The Way to the Stars (1945) – Film 4, 12.40pm
King Kong (1933) – BBC2, 2.50pm
Angel Face (1953)  - Sony Classic, 7.10pm
The Hobbit: The Battle of the Five Armies (2014) – ITV, 11.10pm
Young Adult (2011) – BBC1, 11.15pm
Trumbo (2015) – BBC2, 11.20pm

Another chance to see: The Locket (Sony Action, 10.10am), The China Syndrome (Sony Action, 4.50pm), The Green Mile (Film 4, 11.10pm)
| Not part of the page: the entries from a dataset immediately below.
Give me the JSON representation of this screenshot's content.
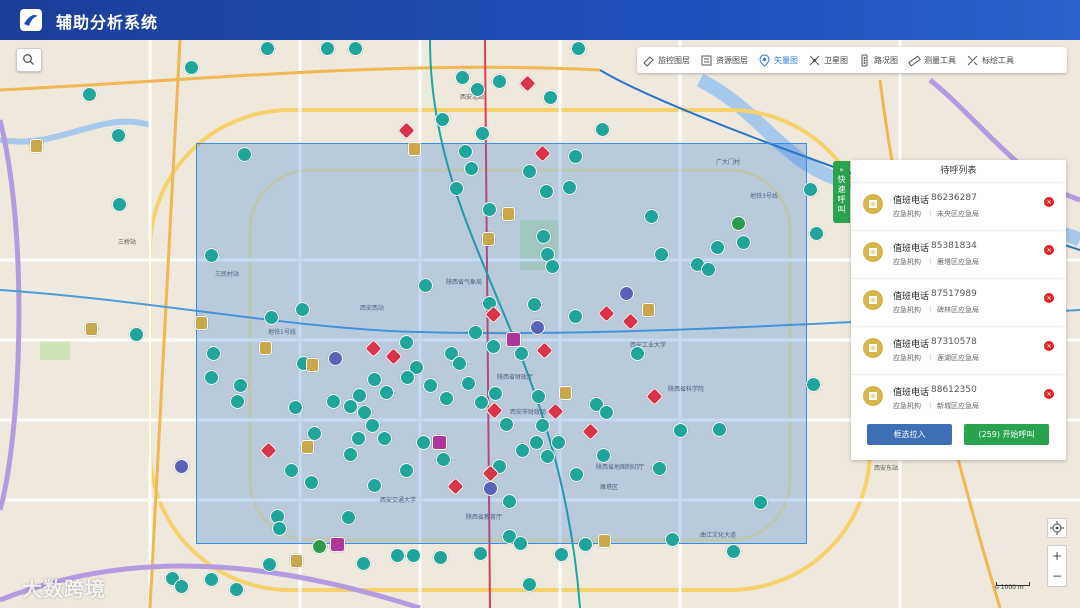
{
  "app": {
    "title": "辅助分析系统"
  },
  "toolbar": {
    "items": [
      {
        "label": "监控图层",
        "icon": "monitor-icon"
      },
      {
        "label": "资源图层",
        "icon": "resource-icon"
      },
      {
        "label": "矢量图",
        "icon": "vector-map-icon",
        "active": true
      },
      {
        "label": "卫星图",
        "icon": "satellite-icon"
      },
      {
        "label": "路况图",
        "icon": "traffic-icon"
      },
      {
        "label": "测量工具",
        "icon": "ruler-icon"
      },
      {
        "label": "标绘工具",
        "icon": "plot-tool-icon"
      }
    ]
  },
  "side_tab": {
    "label": "快速呼叫"
  },
  "call_panel": {
    "title": "待呼列表",
    "items": [
      {
        "name": "值班电话",
        "phone": "86236287",
        "org": "应急机构",
        "region": "未央区应急局"
      },
      {
        "name": "值班电话",
        "phone": "85381834",
        "org": "应急机构",
        "region": "雁塔区应急局"
      },
      {
        "name": "值班电话",
        "phone": "87517989",
        "org": "应急机构",
        "region": "碑林区应急局"
      },
      {
        "name": "值班电话",
        "phone": "87310578",
        "org": "应急机构",
        "region": "莲湖区应急局"
      },
      {
        "name": "值班电话",
        "phone": "88612350",
        "org": "应急机构",
        "region": "新城区应急局"
      }
    ],
    "pull_button": "框选拉入",
    "call_button": "(259) 开始呼叫"
  },
  "map": {
    "scale_text": "0      1000 m",
    "labels": [
      {
        "text": "西安北站"
      },
      {
        "text": "三桥站"
      },
      {
        "text": "西安西站"
      },
      {
        "text": "西安东站"
      },
      {
        "text": "地铁1号线"
      },
      {
        "text": "地铁3号线"
      },
      {
        "text": "三民村站"
      },
      {
        "text": "广大门村"
      },
      {
        "text": "陕西省气象局"
      },
      {
        "text": "陕西省财政厅"
      },
      {
        "text": "陕西省科学院"
      },
      {
        "text": "西安工业大学"
      },
      {
        "text": "陕西省教育厅"
      },
      {
        "text": "雁塔区"
      },
      {
        "text": "曲江文化大道"
      },
      {
        "text": "西安交通大学"
      },
      {
        "text": "陕西省地图制印厅"
      },
      {
        "text": "西安市财政局"
      }
    ]
  },
  "watermark": "大数跨境",
  "colors": {
    "header": "#1e4fb8",
    "accent": "#2aa34d",
    "selection": "#2e7ad6",
    "danger": "#e02424"
  }
}
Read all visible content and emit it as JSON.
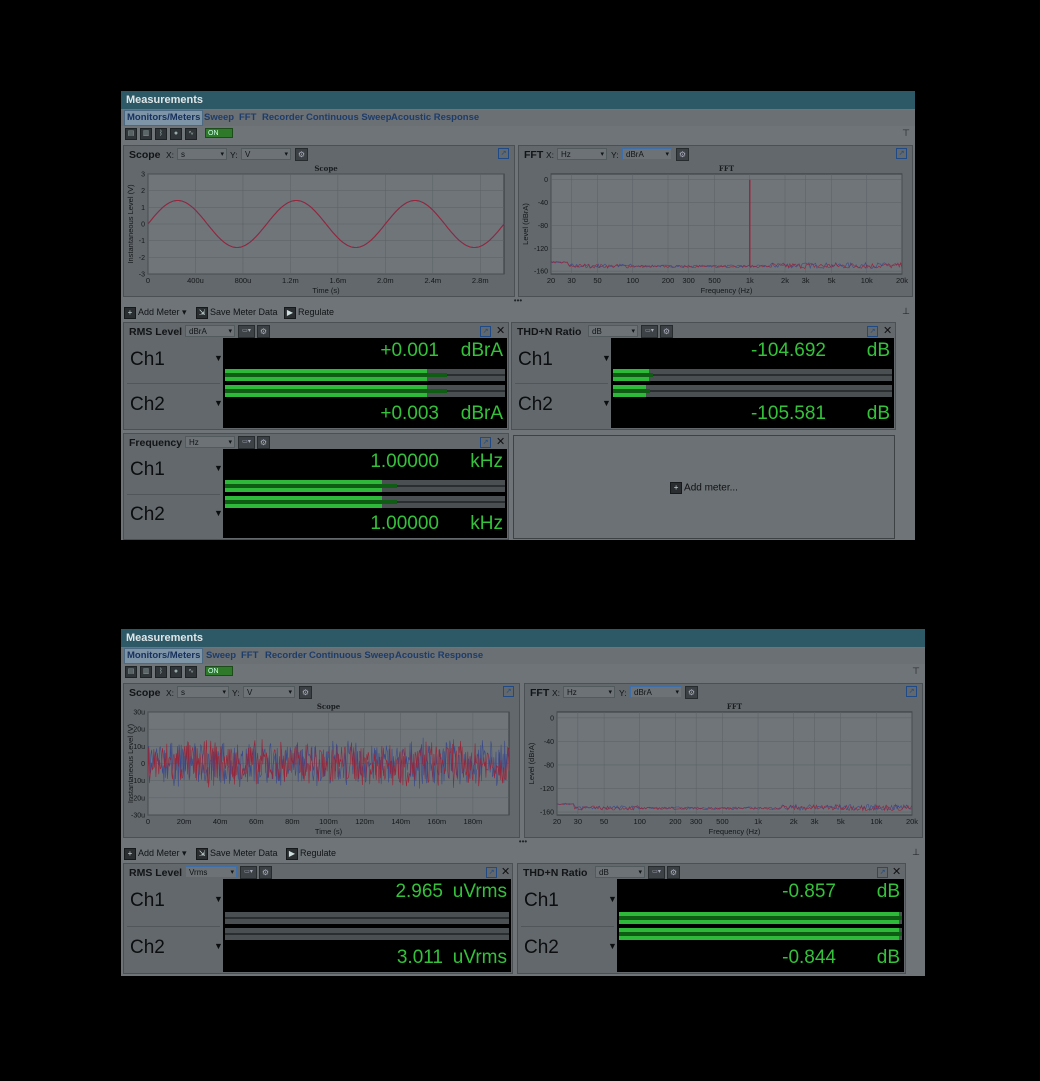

It’s an odd little mix of films here, beginning with British war film The Way to the Stars. Co-written by Terrence Rattigan, based on one of his plays, the film follows a young RAF pilot’s life through the Second World War. Then there’s a glorious mid-afternoon treat with the original King Kong, still a feat of effects when watched now and a hugely influential piece of cinema, and Otto Preminger’s film noir Angel Face, starring Robert Mitchum as an ambulance driver who becomes caught up in the life of Jean Simmons’ femme fatale. Scheduling a two-and-a-half-hour blockbuster like Peter Jackson’s The Hobbit: The Battle of the Five Armies after 11pm seems…a choice, so maybe it’s one for the record button. Still, it’s fun to see so many Middle Earth favourites back for the concluding film. Speaking of reunions, Juno writer Diablo Cody and director Jason Reitman teamed back up for Young Adult, a black comedy-drama featuring a lovely, complex performance by Charlize Theron as a woman who returns home to try and win her old boyfriend back – even though she knows he’s happily married with a newborn child. Finally, there’s a taste of old Hollywood – the public and the private – in biographical drama Trumbo, the story of acclaimed 1940s screenwriter Dalton Trumbo (Bryan Cranston) who was blacklisted, subpoenaed and cast out for being aligned with the Communist Party. It’s a slightly simplified take on events but a good starting point for learning more about that particular era of Hollywood.